Report: Arts Council mismanaged US funds

It also recommended the termination of all federal funding until the council  implements corrective action.

From Feb. 2006 to Aug. 2009, the Arts Council was headed by Cecilia Celes and, later, by Ramona Rebuenog, the Covenant Party’s mayoral candidate for the Northern Islands last year. She lost to independent candidate, Tobias DLC. Aldan, and now works for the Department of Public Lands.

The audit report noted mismanagement and potential  conflict of interest in the council’s handling of four federal grants awarded from Oct. 2005 to Sept. 2009.

Hence, the Art Council failed to accomplish the objectives of the four grants, the report stated.

The report found that the Arts Council did not have a financial management system to adequately track, monitor and report accurate and complete costs.

Based on the preliminary findings of the audit, the NEA suspended its funding to the Council in Oct. 2009.

The report stated that the Arts Council did not maintain appropriate expense documentation and may have inappropriately awarded grants to ineligible organizations and individuals.

The Arts Council also failed to keep the required personnel activity report and did not have adequate internal control in place, the report added.

Mismanagement

The grants were supposed to support partnership agreement activities.

Two of them were awarded in Oct. 2005 and Oct. 2006 amounting to $499,798 and $423,053. The third was awarded in Oct. 2007 in the amount of $501,540 while the fourth was awarded in Oct. 2008, amounting to $48,499.

The report noted that several grants were awarded to an Arts Council employee in the amount of $18,350. This was charged to both the NEA grant and local matching portions.

The report did not identify the employee.

The employee, however, said “they did not apply nor receive any of the awards, except for $300 used for teaching traditional weaving.”

The auditors  had a copy of an award check payable to the same employee.
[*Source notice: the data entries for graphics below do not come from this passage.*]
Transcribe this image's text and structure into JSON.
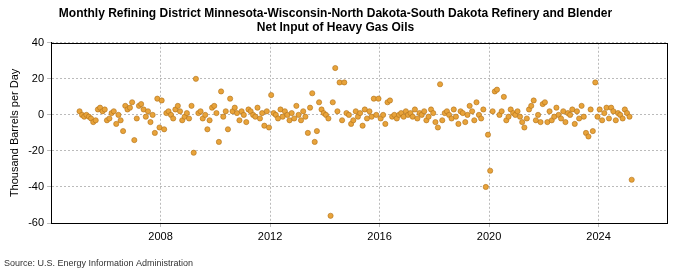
{
  "chart_data": {
    "type": "scatter",
    "title": "Monthly Refining District Minnesota-Wisconsin-North Dakota-South Dakota Refinery and Blender Net Input of Heavy Gas Oils",
    "y_label": "Thousand Barrels per Day",
    "source": "Source: U.S. Energy Information Administration",
    "color": "#e8a33a",
    "marker": "circle",
    "grid": true,
    "xlim": [
      2004,
      2026.5
    ],
    "xticks": [
      2008,
      2012,
      2016,
      2020,
      2024
    ],
    "ylim": [
      -60,
      40
    ],
    "yticks": [
      -60,
      -40,
      -20,
      0,
      20,
      40
    ],
    "x": [
      2005.04,
      2005.13,
      2005.21,
      2005.29,
      2005.38,
      2005.46,
      2005.54,
      2005.63,
      2005.71,
      2005.79,
      2005.88,
      2005.96,
      2006.04,
      2006.13,
      2006.21,
      2006.29,
      2006.38,
      2006.46,
      2006.54,
      2006.63,
      2006.71,
      2006.79,
      2006.88,
      2006.96,
      2007.04,
      2007.13,
      2007.21,
      2007.29,
      2007.38,
      2007.46,
      2007.54,
      2007.63,
      2007.71,
      2007.79,
      2007.88,
      2007.96,
      2008.04,
      2008.13,
      2008.21,
      2008.29,
      2008.38,
      2008.46,
      2008.54,
      2008.63,
      2008.71,
      2008.79,
      2008.88,
      2008.96,
      2009.04,
      2009.13,
      2009.21,
      2009.29,
      2009.38,
      2009.46,
      2009.54,
      2009.63,
      2009.71,
      2009.79,
      2009.88,
      2009.96,
      2010.04,
      2010.13,
      2010.21,
      2010.29,
      2010.38,
      2010.46,
      2010.54,
      2010.63,
      2010.71,
      2010.79,
      2010.88,
      2010.96,
      2011.04,
      2011.13,
      2011.21,
      2011.29,
      2011.38,
      2011.46,
      2011.54,
      2011.63,
      2011.71,
      2011.79,
      2011.88,
      2011.96,
      2012.04,
      2012.13,
      2012.21,
      2012.29,
      2012.38,
      2012.46,
      2012.54,
      2012.63,
      2012.71,
      2012.79,
      2012.88,
      2012.96,
      2013.04,
      2013.13,
      2013.21,
      2013.29,
      2013.38,
      2013.46,
      2013.54,
      2013.63,
      2013.71,
      2013.79,
      2013.88,
      2013.96,
      2014.04,
      2014.13,
      2014.21,
      2014.29,
      2014.38,
      2014.46,
      2014.54,
      2014.63,
      2014.71,
      2014.79,
      2014.88,
      2014.96,
      2015.04,
      2015.13,
      2015.21,
      2015.29,
      2015.38,
      2015.46,
      2015.54,
      2015.63,
      2015.71,
      2015.79,
      2015.88,
      2015.96,
      2016.04,
      2016.13,
      2016.21,
      2016.29,
      2016.38,
      2016.46,
      2016.54,
      2016.63,
      2016.71,
      2016.79,
      2016.88,
      2016.96,
      2017.04,
      2017.13,
      2017.21,
      2017.29,
      2017.38,
      2017.46,
      2017.54,
      2017.63,
      2017.71,
      2017.79,
      2017.88,
      2017.96,
      2018.04,
      2018.13,
      2018.21,
      2018.29,
      2018.38,
      2018.46,
      2018.54,
      2018.63,
      2018.71,
      2018.79,
      2018.88,
      2018.96,
      2019.04,
      2019.13,
      2019.21,
      2019.29,
      2019.38,
      2019.46,
      2019.54,
      2019.63,
      2019.71,
      2019.79,
      2019.88,
      2019.96,
      2020.04,
      2020.13,
      2020.21,
      2020.29,
      2020.38,
      2020.46,
      2020.54,
      2020.63,
      2020.71,
      2020.79,
      2020.88,
      2020.96,
      2021.04,
      2021.13,
      2021.21,
      2021.29,
      2021.38,
      2021.46,
      2021.54,
      2021.63,
      2021.71,
      2021.79,
      2021.88,
      2021.96,
      2022.04,
      2022.13,
      2022.21,
      2022.29,
      2022.38,
      2022.46,
      2022.54,
      2022.63,
      2022.71,
      2022.79,
      2022.88,
      2022.96,
      2023.04,
      2023.13,
      2023.21,
      2023.29,
      2023.38,
      2023.46,
      2023.54,
      2023.63,
      2023.71,
      2023.79,
      2023.88,
      2023.96,
      2024.04,
      2024.13,
      2024.21,
      2024.29,
      2024.38,
      2024.46,
      2024.54,
      2024.63,
      2024.71,
      2024.79,
      2024.88,
      2024.96,
      2025.04,
      2025.13,
      2025.21
    ],
    "values": [
      2,
      0,
      -1,
      0,
      -1,
      -2,
      -4,
      -3,
      3,
      4,
      2,
      3,
      -3,
      -2,
      1,
      2,
      -5,
      0,
      -3,
      -9,
      5,
      3,
      4,
      7,
      -14,
      -2,
      5,
      6,
      3,
      -1,
      2,
      -4,
      0,
      -10,
      9,
      -7,
      8,
      -8,
      1,
      2,
      0,
      -2,
      3,
      5,
      2,
      -3,
      -1,
      1,
      -2,
      5,
      -21,
      20,
      1,
      2,
      -2,
      0,
      -8,
      -3,
      4,
      5,
      1,
      -15,
      13,
      -1,
      2,
      -8,
      9,
      2,
      4,
      1,
      -3,
      2,
      0,
      -4,
      3,
      2,
      0,
      -1,
      4,
      -2,
      1,
      -6,
      2,
      -7,
      11,
      1,
      0,
      -2,
      3,
      -1,
      2,
      0,
      -3,
      1,
      -2,
      5,
      0,
      -3,
      2,
      -1,
      -10,
      4,
      12,
      -15,
      -9,
      7,
      3,
      1,
      0,
      -2,
      -56,
      7,
      26,
      2,
      18,
      -3,
      18,
      1,
      0,
      -5,
      -3,
      2,
      -1,
      1,
      -6,
      3,
      -2,
      2,
      -1,
      9,
      0,
      9,
      -2,
      0,
      -5,
      7,
      8,
      -1,
      0,
      -2,
      0,
      1,
      -1,
      2,
      0,
      1,
      -1,
      3,
      -2,
      1,
      0,
      2,
      -3,
      -1,
      3,
      1,
      -4,
      -7,
      17,
      -3,
      1,
      2,
      0,
      -2,
      3,
      -1,
      -5,
      2,
      1,
      -4,
      0,
      5,
      2,
      -3,
      7,
      0,
      -2,
      3,
      -40,
      -11,
      -31,
      2,
      13,
      14,
      0,
      2,
      10,
      -3,
      -1,
      3,
      1,
      0,
      2,
      -1,
      -4,
      -7,
      -2,
      3,
      5,
      8,
      -3,
      0,
      -4,
      6,
      7,
      -4,
      2,
      -3,
      -1,
      4,
      0,
      -2,
      2,
      -4,
      1,
      0,
      3,
      -5,
      2,
      -2,
      5,
      -1,
      -10,
      -12,
      3,
      -9,
      18,
      -1,
      3,
      -3,
      1,
      4,
      -2,
      4,
      2,
      -3,
      1,
      0,
      -2,
      3,
      1,
      -1,
      -36
    ]
  }
}
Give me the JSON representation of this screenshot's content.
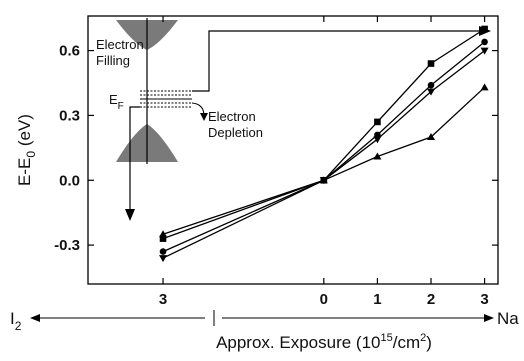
{
  "chart_data": {
    "type": "line",
    "xlabel": "Approx. Exposure (10",
    "xlabel_exp": "15",
    "xlabel_unit": "/cm",
    "xlabel_unit_exp": "2",
    "xlabel_close": ")",
    "ylabel_main": "E-E",
    "ylabel_sub": "0",
    "ylabel_unit": " (eV)",
    "ylim": [
      -0.48,
      0.76
    ],
    "yticks": [
      -0.3,
      0.0,
      0.3,
      0.6
    ],
    "ytick_labels": [
      "-0.3",
      "0.0",
      "0.3",
      "0.6"
    ],
    "x_positions": [
      -3,
      0,
      1,
      2,
      3
    ],
    "x_tick_labels": [
      "3",
      "0",
      "1",
      "2",
      "3"
    ],
    "xlim": [
      -4.4,
      3.25
    ],
    "left_direction_label": "I",
    "left_direction_sub": "2",
    "right_direction_label": "Na",
    "grid": false,
    "series": [
      {
        "marker": "square",
        "x": [
          -3,
          0,
          1,
          2,
          3
        ],
        "values": [
          -0.27,
          0.0,
          0.27,
          0.54,
          0.7
        ]
      },
      {
        "marker": "circle",
        "x": [
          -3,
          0,
          1,
          2,
          3
        ],
        "values": [
          -0.33,
          0.0,
          0.21,
          0.44,
          0.64
        ]
      },
      {
        "marker": "triangle-down",
        "x": [
          -3,
          0,
          1,
          2,
          3
        ],
        "values": [
          -0.36,
          0.0,
          0.19,
          0.41,
          0.6
        ]
      },
      {
        "marker": "triangle-up",
        "x": [
          -3,
          0,
          1,
          2,
          3
        ],
        "values": [
          -0.25,
          0.0,
          0.11,
          0.2,
          0.43
        ]
      }
    ],
    "inset": {
      "electron_filling": [
        "Electron",
        "Filling"
      ],
      "fermi_label": "E",
      "fermi_sub": "F",
      "electron_depletion": [
        "Electron",
        "Depletion"
      ]
    }
  }
}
But someone other than the employee picked up the check from the  employee’s post office box.

The report did not identify the person who picked up the check.

The report said the NEA should not to allow the $18,350 to be charged to the grants.

Conflict of interest

The auditors also saw indicators of conflict of interest in how the Arts Council handled the NEA grants.

The Arts Council, the report said, made several awards and payments to ineligible award recipients and companies such as former and current employees, employees of the Office of the Governor, relatives, Arts Council board members and companies owned by their relatives.

The Arts Council violated its own guidelines and CNMI Procurement Regulations which prohibit awarding funds that could create actual or appearance of conflict of interest.

The inspector general recommended the NEA not to allow a total $64,376 to be charged to the grants.

Personnel activity

The report also questioned the Arts Council’s costs on personnel activity. The total amount was $574,707.

It said the Arts Council did not maintain personnel activity — time and effort — reports for all employees whose salaries and fringe benefits were charged in whole or in part, to either the award or the matching funds for all the four grants that were audited.

The Arts Council staff informed the auditors that only the executive director’s salary was charged to the NEA grant. But the auditors found that all of the employees’ salaries were included in the total outlays reported.

The Arts Council, the report said, should submit personnel activity reports to the inspector general to support its explanation on the questioned salaries.

Without these documents, the Arts Council must refund the money to the NEA.